Audie was thoughtful for a moment. “Perhaps this Richards person is hoping to gain from all this.”

Smoke looked at him. “Sure. If Stratton and Potter get dead, Richards has it all.”

“The loyalty of those men is overwhelming,” Audie said drily.

“I wanted to burn down the town,” Smoke admitted. “And I wanted revenge against those who killed my brother and pa, and who sent those men after me and my family. But as sorry as those people are down there in Bury, I don’t want their blood on my hands.”

Preacher seemed to breathe a sigh of relief. He knew the young man well, and knew Smoke did not want needless killing on his mind.

“Mayhaps you won’t have to kill none of them down there,” Preacher said.

“You chewin’ ’round on something, Preacher,” Beartooth said. “Spit ’er out.”

“Well, lets us’ns slip word to Potter and Stratton that Richards is gonna lay out of this here fight. Kinda see what happens after that.”

“An’ juice it up a mite, too,” Tenneysee said with a grin.

“Why, shore!” Preacher returned the grin. “Ain’t nothing no better than a good joke.” He thought about that for a moment. “At our age, that is.”

18

Audie wrote out the first message to be delivered to the citizens of Bury. But it was so filled with big words nobody on the ridge knew what it said.

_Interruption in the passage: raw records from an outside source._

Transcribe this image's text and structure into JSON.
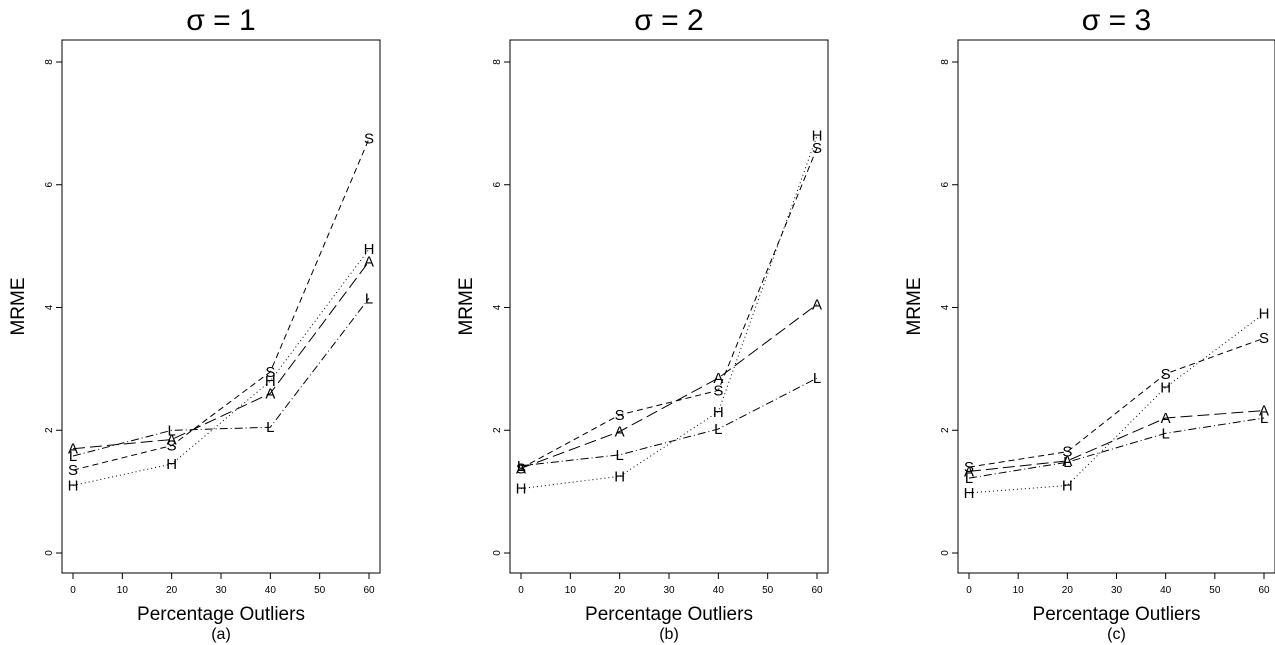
{
  "chart_data": [
    {
      "type": "line",
      "title": "σ = 1",
      "xlabel": "Percentage Outliers",
      "ylabel": "MRME",
      "caption": "(a)",
      "x": [
        0,
        20,
        40,
        60
      ],
      "xticks": [
        "0",
        "10",
        "20",
        "30",
        "40",
        "50",
        "60"
      ],
      "yticks": [
        "0",
        "2",
        "4",
        "6",
        "8"
      ],
      "xlim": [
        0,
        60
      ],
      "ylim": [
        0,
        8
      ],
      "series": [
        {
          "name": "S",
          "dash": "dashed",
          "values": [
            1.35,
            1.75,
            2.95,
            6.75
          ]
        },
        {
          "name": "H",
          "dash": "dotted",
          "values": [
            1.1,
            1.45,
            2.8,
            4.95
          ]
        },
        {
          "name": "A",
          "dash": "longdash",
          "values": [
            1.7,
            1.85,
            2.6,
            4.75
          ]
        },
        {
          "name": "L",
          "dash": "dotdash",
          "values": [
            1.58,
            2.0,
            2.05,
            4.15
          ]
        }
      ]
    },
    {
      "type": "line",
      "title": "σ = 2",
      "xlabel": "Percentage Outliers",
      "ylabel": "MRME",
      "caption": "(b)",
      "x": [
        0,
        20,
        40,
        60
      ],
      "xticks": [
        "0",
        "10",
        "20",
        "30",
        "40",
        "50",
        "60"
      ],
      "yticks": [
        "0",
        "2",
        "4",
        "6",
        "8"
      ],
      "xlim": [
        0,
        60
      ],
      "ylim": [
        0,
        8
      ],
      "series": [
        {
          "name": "S",
          "dash": "dashed",
          "values": [
            1.38,
            2.25,
            2.65,
            6.6
          ]
        },
        {
          "name": "H",
          "dash": "dotted",
          "values": [
            1.05,
            1.25,
            2.3,
            6.8
          ]
        },
        {
          "name": "A",
          "dash": "longdash",
          "values": [
            1.38,
            1.98,
            2.85,
            4.05
          ]
        },
        {
          "name": "L",
          "dash": "dotdash",
          "values": [
            1.42,
            1.6,
            2.02,
            2.85
          ]
        }
      ]
    },
    {
      "type": "line",
      "title": "σ = 3",
      "xlabel": "Percentage Outliers",
      "ylabel": "MRME",
      "caption": "(c)",
      "x": [
        0,
        20,
        40,
        60
      ],
      "xticks": [
        "0",
        "10",
        "20",
        "30",
        "40",
        "50",
        "60"
      ],
      "yticks": [
        "0",
        "2",
        "4",
        "6",
        "8"
      ],
      "xlim": [
        0,
        60
      ],
      "ylim": [
        0,
        8
      ],
      "series": [
        {
          "name": "S",
          "dash": "dashed",
          "values": [
            1.4,
            1.65,
            2.92,
            3.5
          ]
        },
        {
          "name": "H",
          "dash": "dotted",
          "values": [
            0.98,
            1.1,
            2.7,
            3.9
          ]
        },
        {
          "name": "A",
          "dash": "longdash",
          "values": [
            1.33,
            1.5,
            2.2,
            2.32
          ]
        },
        {
          "name": "L",
          "dash": "dotdash",
          "values": [
            1.22,
            1.48,
            1.95,
            2.2
          ]
        }
      ]
    }
  ]
}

YOUR SO-CALLED CONFIDANTS HAVE ELECTED NOT TO CROSS THE RUBICON. THEY HAVE NOW SHOWN THEIR TRUE COLORS. THE MOMENT OF TRUTH IS NIGH. TO FIGHT US WOULD BE FOLLY. YOUR TRUE ADVERSARIES ARE YOUR ONETIME INTIMATES.

Tenneysee looked at the note and said, “I et Injun corn and sweet corn and flint corn, but I ain’t never et no rubycorn. Whut the hell does food have to do with this here matter?”

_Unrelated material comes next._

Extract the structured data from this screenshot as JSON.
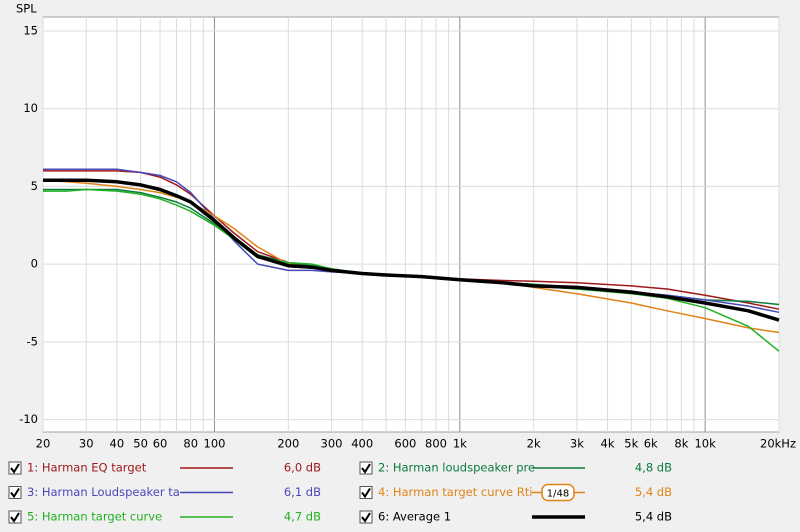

“Imbecile!” Audie snapped at him. He opened his mouth to explain, then closed it, knowing that if he tried to explain about the river it would only confuse matters further.

Audie stood and watched as Smoke laboriously printed another message, pausing often to lick the tip of the pencil stub.

Smoke tied the note to a stick, slipped down the ridge to within throwing distance, and tossed the message onto the main street.